Le Biarritz Olympique (BO) se retrouve dans une situation pour le moins embarrassante : chaque mois, le club paie plus de 1 500 euros pour des véhicules de luxe… qui roulent… à Nice. Cette situation inattendue découle d’une clause signée lors de la vente du club en avril 2024, un imbroglio révélé par le journal Sud-Ouest.

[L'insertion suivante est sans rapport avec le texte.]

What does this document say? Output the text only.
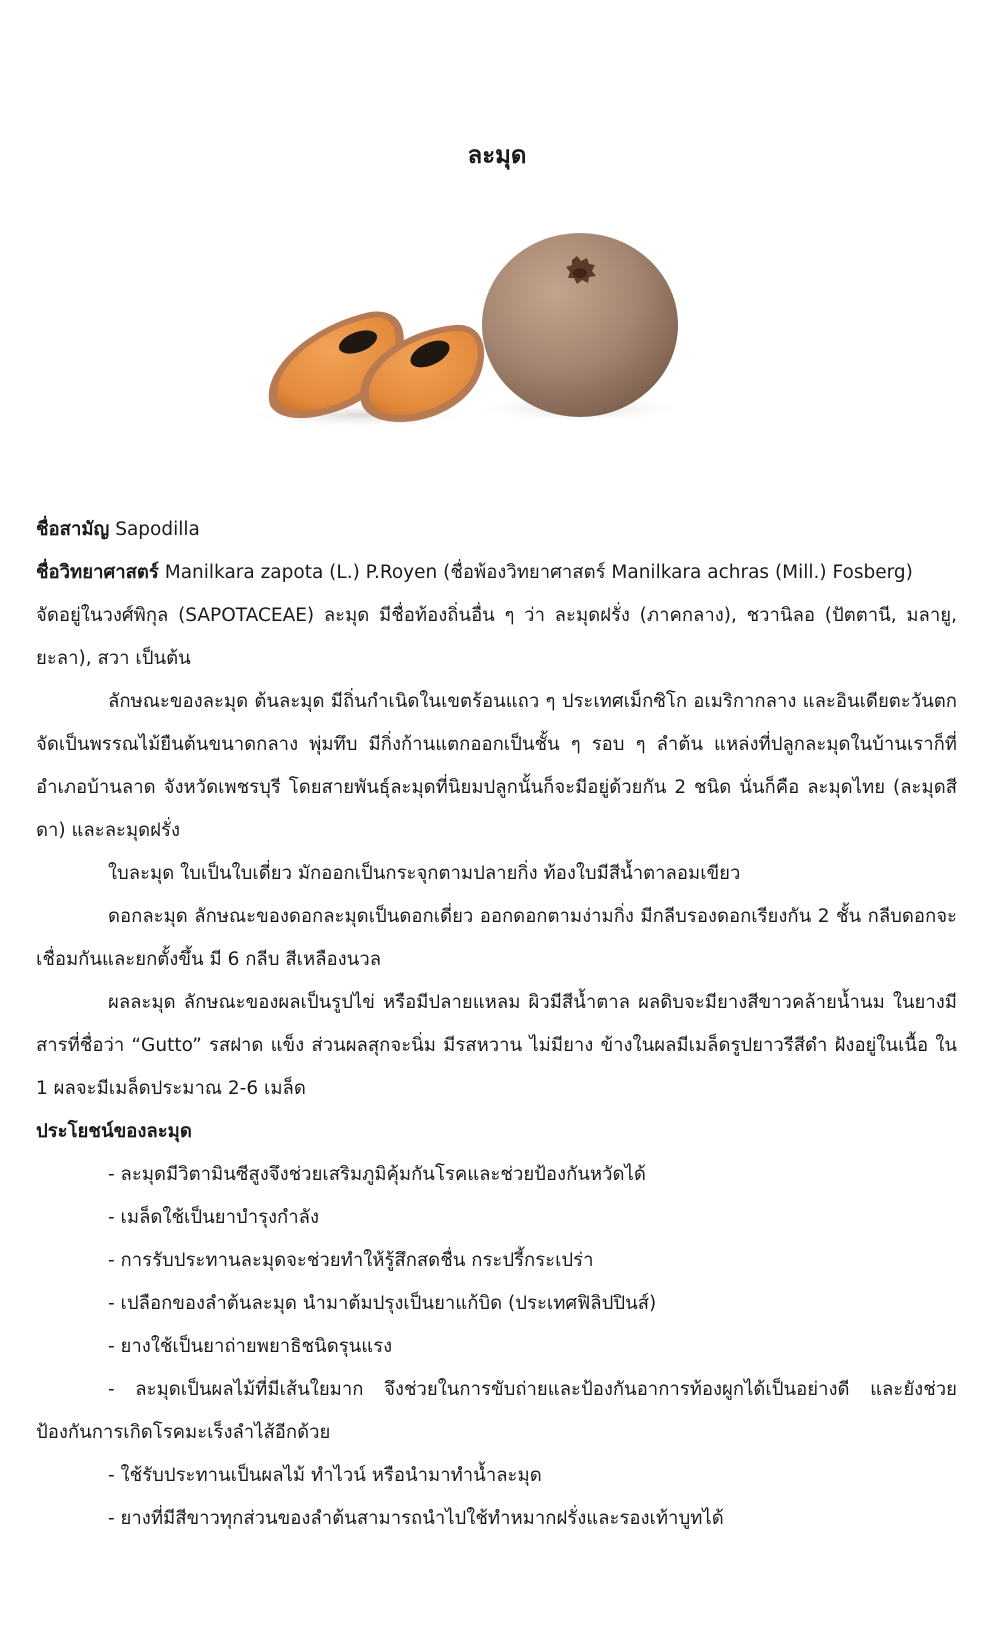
ละมุด

ชื่อสามัญ Sapodilla

ชื่อวิทยาศาสตร์ Manilkara zapota (L.) P.Royen (ชื่อพ้องวิทยาศาสตร์ Manilkara achras (Mill.) Fosberg)

จัดอยู่ในวงศ์พิกุล (SAPOTACEAE) ละมุด มีชื่อท้องถิ่นอื่น ๆ ว่า ละมุดฝรั่ง (ภาคกลาง), ชวานิลอ (ปัตตานี, มลายู, ยะลา), สวา เป็นต้น

ลักษณะของละมุด ต้นละมุด มีถิ่นกำเนิดในเขตร้อนแถว ๆ ประเทศเม็กซิโก อเมริกากลาง และอินเดียตะวันตก จัดเป็นพรรณไม้ยืนต้นขนาดกลาง พุ่มทึบ มีกิ่งก้านแตกออกเป็นชั้น ๆ รอบ ๆ ลำต้น แหล่งที่ปลูกละมุดในบ้านเราก็ที่อำเภอบ้านลาด จังหวัดเพชรบุรี โดยสายพันธุ์ละมุดที่นิยมปลูกนั้นก็จะมีอยู่ด้วยกัน 2 ชนิด นั่นก็คือ ละมุดไทย (ละมุดสีดา) และละมุดฝรั่ง

ใบละมุด ใบเป็นใบเดี่ยว มักออกเป็นกระจุกตามปลายกิ่ง ท้องใบมีสีน้ำตาลอมเขียว

ดอกละมุด ลักษณะของดอกละมุดเป็นดอกเดี่ยว ออกดอกตามง่ามกิ่ง มีกลีบรองดอกเรียงกัน 2 ชั้น กลีบดอกจะเชื่อมกันและยกตั้งขึ้น มี 6 กลีบ สีเหลืองนวล

ผลละมุด ลักษณะของผลเป็นรูปไข่ หรือมีปลายแหลม ผิวมีสีน้ำตาล ผลดิบจะมียางสีขาวคล้ายน้ำนม ในยางมีสารที่ชื่อว่า “Gutto” รสฝาด แข็ง ส่วนผลสุกจะนิ่ม มีรสหวาน ไม่มียาง ข้างในผลมีเมล็ดรูปยาวรีสีดำ ฝังอยู่ในเนื้อ ใน 1 ผลจะมีเมล็ดประมาณ 2-6 เมล็ด

ประโยชน์ของละมุด

- ละมุดมีวิตามินซีสูงจึงช่วยเสริมภูมิคุ้มกันโรคและช่วยป้องกันหวัดได้

- เมล็ดใช้เป็นยาบำรุงกำลัง

- การรับประทานละมุดจะช่วยทำให้รู้สึกสดชื่น กระปรี้กระเปร่า

- เปลือกของลำต้นละมุด นำมาต้มปรุงเป็นยาแก้บิด (ประเทศฟิลิปปินส์)

- ยางใช้เป็นยาถ่ายพยาธิชนิดรุนแรง

- ละมุดเป็นผลไม้ที่มีเส้นใยมาก จึงช่วยในการขับถ่ายและป้องกันอาการท้องผูกได้เป็นอย่างดี และยังช่วยป้องกันการเกิดโรคมะเร็งลำไส้อีกด้วย

- ใช้รับประทานเป็นผลไม้ ทำไวน์ หรือนำมาทำน้ำละมุด

- ยางที่มีสีขาวทุกส่วนของลำต้นสามารถนำไปใช้ทำหมากฝรั่งและรองเท้าบูทได้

### Un cadeau d’adieu qui sème la confusion
Lors du rachat du BO par le trio Hegarty-Baget-Van der Merwe, le contrat de cession stipulait que Jean-Baptiste Aldigé, alors président, repartirait avec deux SUV Land Rover en pleine propriété. Mais, entre des charges patronales trop lourdes pour le club et des conséquences fiscales personnelles pour Aldigé, la propriété des véhicules n’a jamais été officiellement transférée.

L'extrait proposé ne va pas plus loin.